BOEING CRISIS | 22 de enero de 2020

Boeing announced on Jan. 21, 2020, that it does not expect regulatory authorities to approve the return to service of its 737 MAX jets before mid-2020, a new delay that caused the firm's shares to plunge more than 3 percent on the New York Stock Exchange. EFE-EPA/Andy Rain/File

New York, Jan 21 (efe-epa).- Boeing announced Tuesday that it does not expect regulatory authorities to approve the return to service of its 737 MAX jets before mid-2020, a new delay that caused the firm's shares to plunge on the New York Stock Exchange.

In a statement, the company said that that is the expectation that is being imparted right now to airlines and suppliers, confirming a report published earlier today by the CNBC financial cable channel.

In its remarks, the aerospace giant emphasized that it will be the regulators - including the Federal Aviation Administration - who will determine when the 737 MAX jets, which are grounded because of two deadly crashes in 2018 and 2019, will be allowed to fly again.

Boeing's expectation is that the plane will be able to resume operations in the middle of this year taking into account the pace of the process to certify the jet on the part of authorities, although it warned that questions complicating the procedure could still arise.

Boeing shares on the NYSE quickly dropped 5 percent after the CNBC reporting broke and before trading in the stock was temporarily halted to await the official announcement.

By the end of trading on the Big Board, the stock - a member of the 30-stock Dow Jones Industrial Average - had recovered somewhat in price, closing at $313.37 per share, a loss on the day of 3.33 percent. In after-market trading, the firm's shares continued to move downward to below $312.

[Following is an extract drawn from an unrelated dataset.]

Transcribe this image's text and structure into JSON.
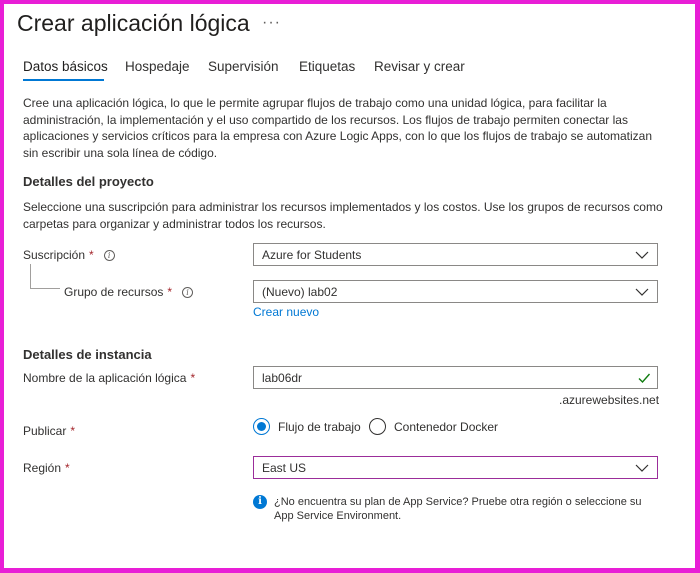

Boeing's announcement also dragged down shares of other airlines, such as Southwest, American Airlines and United.

The Dow, as a whole, was down a little more than 152 points (0.52 percent) on the day, closing at 29,196.04.

US airlines that have the 737 MAX in their fleets have already been announcing piecemeal that they are not going to be relying on the jet for their flight scheduling at least until early June.

The firm said in its statement that "This updated estimate (on returning the plane to service) is informed by our experience to date with the certification process," adding that "It is subject to our ongoing attempts to address known schedule risks and further developments that may arise in connection with the certification process. It also accounts for the rigorous scrutiny that regulatory authorities are rightly applying at every step of their review of the 737 MAX's flight control system and the Joint Operations Evaluation Board process, which determines pilot training requirements."

Boeing officially suspended production of the model earlier this month after almost a year-long hiatus due to safety problems, which were identified after the two crashes, one in Indonesia and the other in Ethiopia, which killed a total of 346 people.